Autre objectif du programme MAPE : sensibiliser aux enjeux de biodiversité en développant EolPop, une application simple pour calculer l’impact de la mortalité sur la dynamique de population d’une espèce. « Perdre un aigle ou une mésange n’a pas les mêmes conséquences en termes de viabilité à long terme de la population » prévient Olivier Duriez. EolPop permet à ses utilisateurs, qu’ils soient opérateurs de l’éolien ou associations de protection de la nature, de croiser les valeurs de survie et de fécondité pour chaque espèce avec des données sur la taille des populations. « La démarche que nous avons choisie consiste à comparer les tailles de population que nous aurions dans 30 ans avec ou sans le parc éolien ».

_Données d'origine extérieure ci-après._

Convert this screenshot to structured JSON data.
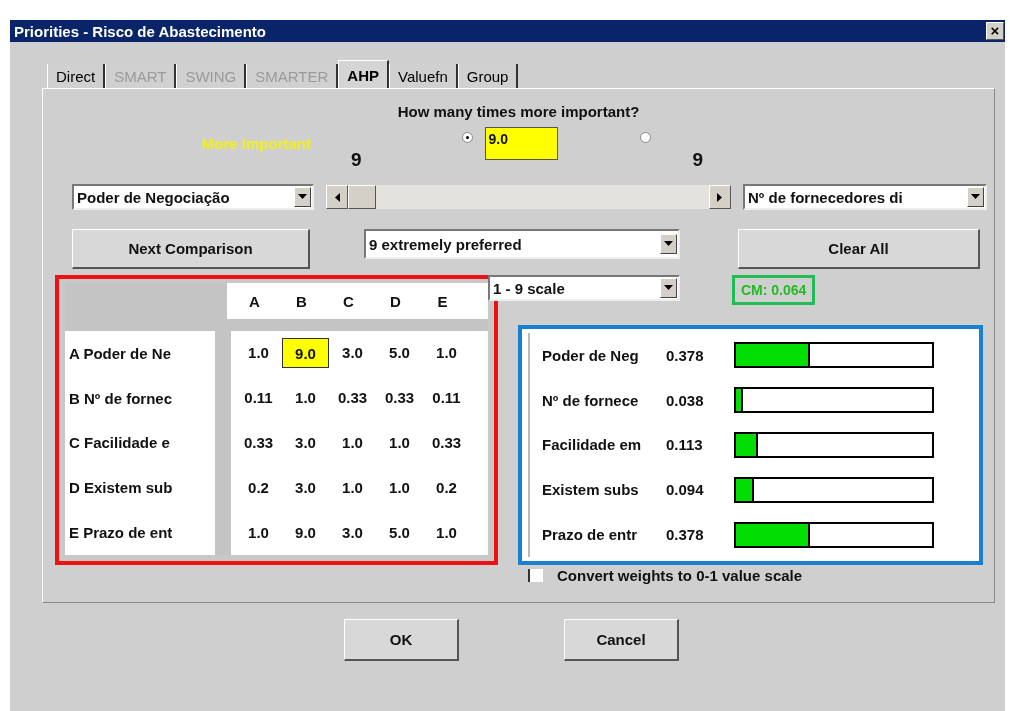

Reprenons le cas de l’aigle royal : avec une mortalité par an pour une population de dix couples, la population s’éteint en moins de 30 ans. « Heureusement toutes les espèces ne sont pas aussi impactées mais ça permet d’objectiver, poursuit le chercheur. Aujourd’hui, certains bureaux d’étude disent un aigle par an ce n’est pas beaucoup. Mais pas beaucoup par rapport à quoi ? Là nous avons des chiffres issus de calculs robustes » ajoute Aurélien Besnard. Des chiffres qui en éclairent d’autres d’une lumière assez funeste : la France compte aujourd’hui 8 000 éoliennes terrestres et prévoit un doublement de son parc d’ici 2028. L’éolien a de l’avenir, l’aigle royal moins.

Vues d’oiseaux

Pourquoi ces collisions entre oiseaux et éoliennes surviennent-elles ? Pour le comprendre un travail est mené dans le cadre de MAPE sur la vision des oiseaux et plus particulièrement sur leur niveau de perception des contrastes, autrement dit sont-ils capables de distinguer une éolienne sur un ciel gris. « La doctorante qui réalise ce travail a mené des tests sur 35 espèces d’oiseaux. Le résultat, c’est qu’ils ont une vision des contrastes entre 7 et 30 fois inférieure à la nôtre » explique Olivier Duriez. Idem pour la perception du mouvement rotatif qui semble plus faible chez les oiseaux. « A grande vitesse les buses et les tourterelles testées détectent très bien la rotation, mais en dessous de trois ou cinq rotations par minute la perception devient beaucoup plus difficile » poursuit le chercheur. Des informations qui pourraient permettre aux opérateurs de l’éolien d’adapter les vitesses de turbine à la vision des oiseaux. En Norvège certains parcs tentent d’améliorer les contrastes en peignant en noir une pâle de chaque éolienne (France Inter 29/08/2020). Une méthode à l’efficacité en demi-teinte.